Mais la puissance de ces abbés vient aussi de leur organisation et d'une intense activité diplomatique, qui les amène à voyager fréquemment. Le fonctionnement de l'ordre est codifié pour préciser les usages de la règle de saint Benoît. Alors qu'entre les Xe et XIIe siècles, 42 papes se succèdent sur le trône de Pierre, seuls six abbés ont présidé aux destinées de Cluny. Dotés d'un charisme exceptionnel, ces pères fondateurs en imposent aux grands de leur époque, fussent-ils rois ou empereurs. Ainsi, Cluny donnera plusieurs papes à l'Eglise.

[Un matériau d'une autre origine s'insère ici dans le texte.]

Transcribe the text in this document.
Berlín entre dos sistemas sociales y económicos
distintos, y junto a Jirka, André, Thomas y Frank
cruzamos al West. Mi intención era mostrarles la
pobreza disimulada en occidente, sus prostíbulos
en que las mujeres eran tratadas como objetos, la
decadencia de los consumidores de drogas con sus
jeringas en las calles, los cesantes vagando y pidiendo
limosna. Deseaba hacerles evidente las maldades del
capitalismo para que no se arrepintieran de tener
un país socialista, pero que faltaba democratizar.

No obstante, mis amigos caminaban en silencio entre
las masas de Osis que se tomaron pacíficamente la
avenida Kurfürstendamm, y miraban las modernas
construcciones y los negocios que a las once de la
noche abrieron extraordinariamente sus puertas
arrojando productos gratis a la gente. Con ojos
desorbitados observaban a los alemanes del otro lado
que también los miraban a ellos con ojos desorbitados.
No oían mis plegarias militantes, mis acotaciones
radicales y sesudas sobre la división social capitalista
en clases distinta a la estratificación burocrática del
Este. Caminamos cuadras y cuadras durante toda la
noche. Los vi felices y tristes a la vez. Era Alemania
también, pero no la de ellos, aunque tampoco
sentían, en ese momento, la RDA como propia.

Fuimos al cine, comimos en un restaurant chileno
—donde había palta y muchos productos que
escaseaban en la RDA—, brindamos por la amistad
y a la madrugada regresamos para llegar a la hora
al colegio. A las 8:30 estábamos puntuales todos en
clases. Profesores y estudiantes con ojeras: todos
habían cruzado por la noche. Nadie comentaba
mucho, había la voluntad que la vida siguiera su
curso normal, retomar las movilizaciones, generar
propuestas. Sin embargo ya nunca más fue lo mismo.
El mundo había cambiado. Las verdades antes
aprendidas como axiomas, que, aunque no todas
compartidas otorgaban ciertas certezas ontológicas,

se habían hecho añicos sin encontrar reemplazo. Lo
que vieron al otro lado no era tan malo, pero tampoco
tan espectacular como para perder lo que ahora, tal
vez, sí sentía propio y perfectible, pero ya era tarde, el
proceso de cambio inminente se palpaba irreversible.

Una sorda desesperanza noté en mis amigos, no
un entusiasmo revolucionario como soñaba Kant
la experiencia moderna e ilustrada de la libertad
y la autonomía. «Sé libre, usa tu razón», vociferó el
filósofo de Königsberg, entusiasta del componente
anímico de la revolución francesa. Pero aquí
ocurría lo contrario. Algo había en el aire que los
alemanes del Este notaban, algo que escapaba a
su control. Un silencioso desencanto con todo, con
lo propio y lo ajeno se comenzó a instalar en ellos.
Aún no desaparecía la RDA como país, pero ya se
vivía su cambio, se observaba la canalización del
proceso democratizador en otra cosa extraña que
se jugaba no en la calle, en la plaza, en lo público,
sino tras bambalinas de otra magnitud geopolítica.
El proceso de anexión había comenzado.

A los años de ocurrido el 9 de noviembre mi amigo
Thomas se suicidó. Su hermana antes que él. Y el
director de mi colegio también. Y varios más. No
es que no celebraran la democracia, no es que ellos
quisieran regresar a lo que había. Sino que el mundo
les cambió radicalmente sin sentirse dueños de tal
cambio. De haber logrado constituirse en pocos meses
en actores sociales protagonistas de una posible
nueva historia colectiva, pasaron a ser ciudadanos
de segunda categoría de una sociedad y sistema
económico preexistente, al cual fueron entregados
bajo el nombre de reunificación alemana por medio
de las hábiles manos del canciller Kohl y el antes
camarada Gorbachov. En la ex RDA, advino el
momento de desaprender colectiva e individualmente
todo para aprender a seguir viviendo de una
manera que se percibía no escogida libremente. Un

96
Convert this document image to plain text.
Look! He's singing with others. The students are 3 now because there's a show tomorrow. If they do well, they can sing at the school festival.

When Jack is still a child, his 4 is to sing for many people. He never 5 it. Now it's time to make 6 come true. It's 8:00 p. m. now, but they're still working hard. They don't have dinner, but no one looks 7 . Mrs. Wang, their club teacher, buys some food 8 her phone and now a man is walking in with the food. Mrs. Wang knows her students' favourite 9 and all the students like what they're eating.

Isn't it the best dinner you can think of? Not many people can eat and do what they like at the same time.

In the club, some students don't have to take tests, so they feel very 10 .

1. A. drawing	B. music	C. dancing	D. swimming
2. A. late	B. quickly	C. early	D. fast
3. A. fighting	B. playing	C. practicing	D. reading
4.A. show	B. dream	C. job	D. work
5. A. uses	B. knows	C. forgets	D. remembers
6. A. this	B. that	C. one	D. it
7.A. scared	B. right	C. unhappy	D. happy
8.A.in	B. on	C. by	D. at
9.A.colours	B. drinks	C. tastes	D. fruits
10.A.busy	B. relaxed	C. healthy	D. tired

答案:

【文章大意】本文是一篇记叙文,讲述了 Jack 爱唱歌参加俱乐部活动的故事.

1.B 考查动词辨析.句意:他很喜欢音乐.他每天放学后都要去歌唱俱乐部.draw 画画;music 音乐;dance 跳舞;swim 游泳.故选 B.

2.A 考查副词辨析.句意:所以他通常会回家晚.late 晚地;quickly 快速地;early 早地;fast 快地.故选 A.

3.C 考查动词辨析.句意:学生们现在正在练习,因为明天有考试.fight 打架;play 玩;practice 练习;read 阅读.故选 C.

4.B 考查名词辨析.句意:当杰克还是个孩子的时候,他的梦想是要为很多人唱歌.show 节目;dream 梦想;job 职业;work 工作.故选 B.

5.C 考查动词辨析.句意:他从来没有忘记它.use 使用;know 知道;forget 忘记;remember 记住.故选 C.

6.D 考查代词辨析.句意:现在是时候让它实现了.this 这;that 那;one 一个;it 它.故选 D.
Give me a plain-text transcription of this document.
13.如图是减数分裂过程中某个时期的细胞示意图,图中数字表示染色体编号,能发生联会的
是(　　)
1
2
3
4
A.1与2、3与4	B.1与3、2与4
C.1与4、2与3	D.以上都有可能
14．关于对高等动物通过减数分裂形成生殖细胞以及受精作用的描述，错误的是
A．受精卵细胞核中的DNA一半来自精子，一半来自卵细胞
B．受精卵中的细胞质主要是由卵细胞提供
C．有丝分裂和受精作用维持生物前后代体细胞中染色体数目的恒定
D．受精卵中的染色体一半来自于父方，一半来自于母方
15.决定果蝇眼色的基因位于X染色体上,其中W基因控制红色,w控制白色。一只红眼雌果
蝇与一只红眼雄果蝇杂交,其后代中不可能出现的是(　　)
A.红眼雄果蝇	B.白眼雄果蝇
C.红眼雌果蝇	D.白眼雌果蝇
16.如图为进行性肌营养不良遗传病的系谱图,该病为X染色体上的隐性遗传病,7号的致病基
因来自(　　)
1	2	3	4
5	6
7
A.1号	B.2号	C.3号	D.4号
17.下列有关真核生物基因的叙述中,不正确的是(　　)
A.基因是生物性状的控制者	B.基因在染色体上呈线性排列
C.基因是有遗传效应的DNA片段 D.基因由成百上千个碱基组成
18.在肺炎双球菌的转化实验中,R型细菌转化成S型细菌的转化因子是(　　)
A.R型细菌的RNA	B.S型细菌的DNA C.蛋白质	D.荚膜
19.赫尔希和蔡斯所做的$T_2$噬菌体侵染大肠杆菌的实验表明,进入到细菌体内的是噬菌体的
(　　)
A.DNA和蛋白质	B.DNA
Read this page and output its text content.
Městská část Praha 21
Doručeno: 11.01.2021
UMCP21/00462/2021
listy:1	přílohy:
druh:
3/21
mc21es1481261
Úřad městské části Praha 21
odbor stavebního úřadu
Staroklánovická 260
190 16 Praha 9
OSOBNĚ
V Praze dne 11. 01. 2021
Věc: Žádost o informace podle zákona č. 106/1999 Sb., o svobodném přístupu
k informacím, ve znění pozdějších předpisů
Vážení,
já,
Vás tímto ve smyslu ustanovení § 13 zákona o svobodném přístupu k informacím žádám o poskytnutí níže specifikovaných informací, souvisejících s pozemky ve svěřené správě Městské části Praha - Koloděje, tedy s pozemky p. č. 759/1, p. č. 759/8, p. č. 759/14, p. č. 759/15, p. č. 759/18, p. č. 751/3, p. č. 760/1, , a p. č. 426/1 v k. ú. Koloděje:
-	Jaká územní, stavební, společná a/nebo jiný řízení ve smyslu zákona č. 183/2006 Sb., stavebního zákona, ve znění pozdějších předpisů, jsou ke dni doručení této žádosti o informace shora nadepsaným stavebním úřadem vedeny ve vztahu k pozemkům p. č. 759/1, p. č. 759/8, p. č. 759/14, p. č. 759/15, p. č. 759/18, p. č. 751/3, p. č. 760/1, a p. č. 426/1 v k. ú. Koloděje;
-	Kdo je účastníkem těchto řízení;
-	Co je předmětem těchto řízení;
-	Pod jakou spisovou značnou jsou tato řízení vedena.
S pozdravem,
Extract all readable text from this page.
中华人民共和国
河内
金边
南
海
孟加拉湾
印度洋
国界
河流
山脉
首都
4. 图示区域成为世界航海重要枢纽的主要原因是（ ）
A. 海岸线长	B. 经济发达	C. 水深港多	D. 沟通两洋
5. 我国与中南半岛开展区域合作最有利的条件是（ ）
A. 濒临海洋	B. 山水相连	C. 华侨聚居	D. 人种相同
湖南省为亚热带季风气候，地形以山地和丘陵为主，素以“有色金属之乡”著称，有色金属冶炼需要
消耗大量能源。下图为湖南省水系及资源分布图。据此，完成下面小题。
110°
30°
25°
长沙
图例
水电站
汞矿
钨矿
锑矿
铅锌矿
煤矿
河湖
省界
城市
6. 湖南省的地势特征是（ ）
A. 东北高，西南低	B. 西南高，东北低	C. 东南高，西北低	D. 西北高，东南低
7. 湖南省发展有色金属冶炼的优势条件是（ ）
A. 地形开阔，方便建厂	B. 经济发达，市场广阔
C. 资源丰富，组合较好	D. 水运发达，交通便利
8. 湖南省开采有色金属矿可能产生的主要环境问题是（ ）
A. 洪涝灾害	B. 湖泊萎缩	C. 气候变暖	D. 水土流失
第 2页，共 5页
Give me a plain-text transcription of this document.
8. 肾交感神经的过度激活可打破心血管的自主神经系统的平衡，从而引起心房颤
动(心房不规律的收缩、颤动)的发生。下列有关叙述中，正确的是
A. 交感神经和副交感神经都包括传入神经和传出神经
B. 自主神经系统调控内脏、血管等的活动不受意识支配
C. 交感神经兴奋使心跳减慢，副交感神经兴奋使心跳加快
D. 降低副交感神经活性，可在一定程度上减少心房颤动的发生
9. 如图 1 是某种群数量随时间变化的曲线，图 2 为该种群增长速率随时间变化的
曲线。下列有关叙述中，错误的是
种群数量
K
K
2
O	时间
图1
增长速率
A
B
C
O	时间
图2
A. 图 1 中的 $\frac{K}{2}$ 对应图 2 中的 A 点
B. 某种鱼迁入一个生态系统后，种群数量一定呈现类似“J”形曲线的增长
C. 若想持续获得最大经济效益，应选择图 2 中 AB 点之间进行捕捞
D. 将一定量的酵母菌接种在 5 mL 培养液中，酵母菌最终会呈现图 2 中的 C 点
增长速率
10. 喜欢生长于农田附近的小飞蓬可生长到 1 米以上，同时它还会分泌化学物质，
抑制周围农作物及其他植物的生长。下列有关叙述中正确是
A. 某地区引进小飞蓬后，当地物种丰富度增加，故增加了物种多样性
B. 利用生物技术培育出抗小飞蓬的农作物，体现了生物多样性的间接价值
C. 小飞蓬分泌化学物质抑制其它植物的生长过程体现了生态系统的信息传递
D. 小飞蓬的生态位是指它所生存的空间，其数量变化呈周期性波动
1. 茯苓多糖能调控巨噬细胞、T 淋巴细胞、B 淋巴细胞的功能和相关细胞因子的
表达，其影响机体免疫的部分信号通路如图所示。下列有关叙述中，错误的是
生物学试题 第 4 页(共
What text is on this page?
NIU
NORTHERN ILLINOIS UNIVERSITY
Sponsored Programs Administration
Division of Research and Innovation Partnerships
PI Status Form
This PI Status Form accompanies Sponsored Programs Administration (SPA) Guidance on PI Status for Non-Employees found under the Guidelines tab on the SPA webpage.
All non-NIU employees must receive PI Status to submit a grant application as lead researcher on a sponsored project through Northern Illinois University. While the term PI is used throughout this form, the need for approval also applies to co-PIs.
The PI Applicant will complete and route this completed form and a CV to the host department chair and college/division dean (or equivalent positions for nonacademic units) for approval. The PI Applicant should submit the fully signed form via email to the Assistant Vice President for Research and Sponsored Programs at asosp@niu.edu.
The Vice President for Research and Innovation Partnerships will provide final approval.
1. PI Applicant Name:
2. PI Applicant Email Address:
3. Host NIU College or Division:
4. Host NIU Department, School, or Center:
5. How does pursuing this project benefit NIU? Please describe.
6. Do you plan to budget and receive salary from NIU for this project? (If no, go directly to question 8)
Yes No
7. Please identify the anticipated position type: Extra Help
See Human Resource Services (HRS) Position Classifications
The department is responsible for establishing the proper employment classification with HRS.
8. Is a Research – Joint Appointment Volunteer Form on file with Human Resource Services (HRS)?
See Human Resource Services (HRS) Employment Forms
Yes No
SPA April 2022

Au xe siècle, naît le riche art clunisien

Dès lors, on comprend mieux pourquoi il sembla si important de construire en terre bourguignonne le plus vaste lieu de culte de la chrétienté, symbolisant ainsi le rayonnement de cette capitale monastique. La légende de Cluny III débute d'ailleurs par un rêve, celui de Gunzo, moine à qui, une nuit, alors qu'il est mourant, apparaissent les apôtres Pierre et Paul. Ils lui enjoignent de faire édifier sur place une église qui préfigurerait la Jérusalem céleste, et lui en dictent les proportions. S'il parvient à convaincre Hugues de Semur de réaliser cette construction, Gunzo gagnera dix ans de vie. Et c'est ainsi qu'à la fin du Xe siècle naît ce que l'on nommera plus tard le style clunisien. Un riche décor inspiré de l'Antiquité - qui tranche avec la sobriété des débuts - où se mêlent perles, animaux fantastiques, entrelacs, mosaïques représentant le plus souvent les Actes des Apôtres, les travaux des champs au long de l'année, des scènes de la vie quotidienne.

La plupart de ces merveilles seront détruites sous la Révolution, où l'on transformera en carrière de pierre le symbole triomphant de la gloire clunisienne. Quelques décennies avant cet acte de barbarie, les moines avaient déjà fait détruire leur cloître médiéval pour le remplacer par un autre - toujours existant - plus confortable et plus au goût du jour. La fin d'un rêve.